After his sudden discharge, Phil and his wife moved to Virginia and began to explore the question of how he could translate his combat arms and airborne infantry training into marketable job skills. “Leadership is one thing, but how was I going to take the skills I’d learned in the military and apply them to sales, marketing, or operations?” Phil remembers wondering. “How was I going to take those skills and map them over into something that was meaningful to someone who would hire me? A lot of our soldiers are facing this same issue today. I decided I would look for an opportunity with a big company that would take the time to train me, and that’s what I found in IBM.”
Just as he had hoped, IBM hired him and sent him to their large systems marketing program. After a few highly successful years in sales, they then put him in their federal systems division where he could do what he did best—manage people and lead a team. However, the company then sold that entire federal division to another company that eventually became Lockheed Martin, and the transition prompted Phil to leave and take a position at a small business that was later acquired by Entex. Entex was then purchased by Siemens, where he moved up the ranks to hatch the idea of launching his own enterprise, and the rest is history.
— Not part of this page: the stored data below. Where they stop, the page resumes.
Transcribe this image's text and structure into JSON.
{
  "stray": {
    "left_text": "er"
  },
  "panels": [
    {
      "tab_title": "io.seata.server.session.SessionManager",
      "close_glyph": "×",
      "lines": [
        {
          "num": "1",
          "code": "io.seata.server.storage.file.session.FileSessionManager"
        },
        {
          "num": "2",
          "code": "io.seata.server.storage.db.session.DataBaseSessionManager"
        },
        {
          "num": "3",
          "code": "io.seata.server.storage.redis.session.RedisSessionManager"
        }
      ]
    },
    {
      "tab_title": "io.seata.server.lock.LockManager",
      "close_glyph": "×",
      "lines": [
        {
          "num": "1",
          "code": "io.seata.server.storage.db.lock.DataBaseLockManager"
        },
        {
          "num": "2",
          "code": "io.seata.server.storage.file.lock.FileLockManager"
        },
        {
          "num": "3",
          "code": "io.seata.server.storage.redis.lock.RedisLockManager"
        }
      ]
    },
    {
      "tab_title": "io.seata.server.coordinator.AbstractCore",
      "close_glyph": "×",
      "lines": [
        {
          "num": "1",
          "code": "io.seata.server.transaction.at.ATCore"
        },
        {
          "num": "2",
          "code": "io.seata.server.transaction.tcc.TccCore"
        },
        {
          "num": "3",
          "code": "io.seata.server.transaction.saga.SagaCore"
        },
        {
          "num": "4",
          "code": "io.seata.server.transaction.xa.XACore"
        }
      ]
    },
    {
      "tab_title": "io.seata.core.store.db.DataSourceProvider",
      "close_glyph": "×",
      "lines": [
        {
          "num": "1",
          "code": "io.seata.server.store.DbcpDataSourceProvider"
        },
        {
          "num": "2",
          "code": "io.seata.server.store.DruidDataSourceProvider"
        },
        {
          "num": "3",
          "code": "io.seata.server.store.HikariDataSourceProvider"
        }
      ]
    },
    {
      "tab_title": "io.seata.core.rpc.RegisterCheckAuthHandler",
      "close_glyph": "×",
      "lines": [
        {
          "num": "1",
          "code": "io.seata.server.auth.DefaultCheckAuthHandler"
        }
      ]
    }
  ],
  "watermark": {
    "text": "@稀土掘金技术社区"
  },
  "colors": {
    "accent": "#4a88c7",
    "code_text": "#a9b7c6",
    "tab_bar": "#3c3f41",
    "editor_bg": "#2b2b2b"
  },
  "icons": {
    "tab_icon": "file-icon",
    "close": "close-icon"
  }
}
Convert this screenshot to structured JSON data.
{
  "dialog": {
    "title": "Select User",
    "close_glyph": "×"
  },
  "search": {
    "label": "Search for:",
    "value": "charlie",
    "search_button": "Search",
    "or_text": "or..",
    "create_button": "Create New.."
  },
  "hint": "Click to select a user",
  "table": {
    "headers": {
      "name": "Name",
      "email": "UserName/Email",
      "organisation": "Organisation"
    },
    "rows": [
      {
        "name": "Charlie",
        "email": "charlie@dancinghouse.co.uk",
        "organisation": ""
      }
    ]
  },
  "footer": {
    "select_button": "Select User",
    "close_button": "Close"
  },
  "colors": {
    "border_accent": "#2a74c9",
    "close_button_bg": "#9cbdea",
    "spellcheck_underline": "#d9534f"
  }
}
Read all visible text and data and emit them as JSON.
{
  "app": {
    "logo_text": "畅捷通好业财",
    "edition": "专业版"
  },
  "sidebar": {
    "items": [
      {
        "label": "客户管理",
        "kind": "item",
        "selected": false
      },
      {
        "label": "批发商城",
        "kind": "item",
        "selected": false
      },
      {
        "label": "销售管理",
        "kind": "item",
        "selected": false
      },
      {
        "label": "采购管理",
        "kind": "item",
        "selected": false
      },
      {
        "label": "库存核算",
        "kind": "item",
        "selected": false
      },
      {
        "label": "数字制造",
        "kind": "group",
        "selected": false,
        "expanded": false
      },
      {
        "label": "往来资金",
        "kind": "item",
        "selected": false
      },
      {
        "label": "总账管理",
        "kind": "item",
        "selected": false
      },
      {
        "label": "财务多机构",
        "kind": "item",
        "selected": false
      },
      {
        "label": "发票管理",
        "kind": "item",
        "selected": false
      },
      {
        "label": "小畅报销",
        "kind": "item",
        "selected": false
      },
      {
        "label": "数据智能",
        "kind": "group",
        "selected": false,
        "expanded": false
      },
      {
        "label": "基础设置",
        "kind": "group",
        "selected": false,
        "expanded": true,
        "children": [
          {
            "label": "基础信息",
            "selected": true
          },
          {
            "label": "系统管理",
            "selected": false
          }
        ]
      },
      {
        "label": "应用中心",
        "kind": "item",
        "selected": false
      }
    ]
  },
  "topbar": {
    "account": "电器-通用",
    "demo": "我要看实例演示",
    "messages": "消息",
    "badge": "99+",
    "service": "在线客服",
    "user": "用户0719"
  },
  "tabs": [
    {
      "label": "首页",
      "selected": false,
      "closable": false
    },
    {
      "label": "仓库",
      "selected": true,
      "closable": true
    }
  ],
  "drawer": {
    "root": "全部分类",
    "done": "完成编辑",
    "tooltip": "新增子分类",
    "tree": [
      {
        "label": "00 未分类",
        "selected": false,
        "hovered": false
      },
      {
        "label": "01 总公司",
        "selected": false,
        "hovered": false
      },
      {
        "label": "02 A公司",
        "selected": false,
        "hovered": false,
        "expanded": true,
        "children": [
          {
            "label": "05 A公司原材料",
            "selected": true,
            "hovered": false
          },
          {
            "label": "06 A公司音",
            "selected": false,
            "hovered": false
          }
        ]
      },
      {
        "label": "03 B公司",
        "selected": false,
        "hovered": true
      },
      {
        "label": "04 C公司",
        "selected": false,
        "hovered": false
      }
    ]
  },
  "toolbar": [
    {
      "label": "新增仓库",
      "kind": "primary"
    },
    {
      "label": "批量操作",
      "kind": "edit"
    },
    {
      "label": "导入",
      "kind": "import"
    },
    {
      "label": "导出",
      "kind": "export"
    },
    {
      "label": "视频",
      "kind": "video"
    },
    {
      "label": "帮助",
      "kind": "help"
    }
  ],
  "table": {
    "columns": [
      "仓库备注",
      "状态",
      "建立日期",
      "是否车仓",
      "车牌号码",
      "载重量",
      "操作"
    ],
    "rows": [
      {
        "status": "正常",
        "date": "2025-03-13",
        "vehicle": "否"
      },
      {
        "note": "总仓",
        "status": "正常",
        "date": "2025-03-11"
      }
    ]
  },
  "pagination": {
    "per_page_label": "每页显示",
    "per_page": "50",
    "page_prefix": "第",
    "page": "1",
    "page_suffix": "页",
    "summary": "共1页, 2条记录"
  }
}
Finding success in the military, in the corporate world, and finally as an entrepreneur requires nothing short of unshakable vision, agile adaptability, and an iron-clad will, and Phil attributes these traits to the time he spent serving our country. “The military teaches you how to be aggressive, how to look ahead, and how to move forward,” he avows. “When I got into the business world, I saw where I needed to go and I mapped out a plan with the help of others. I always had a concept of where I wanted to be, and I think that’s why I’ve been successful.“
Also integral to his success has been, of course, his ability to lead. “When it comes to leadership, it’s about getting others to do things they may not have done themselves without some guidance,” Phil explains. “You can’t be afraid to make command decisions. You have to be able to challenge people, but you also have to be ready to take criticism. And above all else, if you want to instill in your team a sense of discipline and an ethical model, you have to be able to walk the talk. The way you behave and hold yourself is more of a learning tool to everyone around you than anything you could say. That’s why I’m always trying to do the right things and to live the way I expect people around me to live. And to me, you don’t lead to get ahead; you lead to move people ahead. You don’t step on people to get to the next level. You raise people up, and if you help enough people around you get to where they need to be, you will get to where you need to be.”
Indeed, raising people up is an integral aspect of CPS and of Phil’s life overall. Whether he’s helping wounded soldiers through the Easter Seals program, supporting junior high and high school students through the Leadership and Ethics program he co-leads, or working with the American Freedom Foundation to raise money in support of wounded soldiers, Phil makes it a priority to give back everyday. “Sometimes we can be so focused on our own lives and families that we don’t notice the great need that’s out there, but one doesn’t have to go far to find it,” he reminds us. “It’s right here in this county, and everyone can do something to make a difference.” By living, learning, earning, and returning, we get a return on our investment in the world that is exponentially greater than what we begin with—a return that echoes in professional success, personal satisfaction, and a better future for all.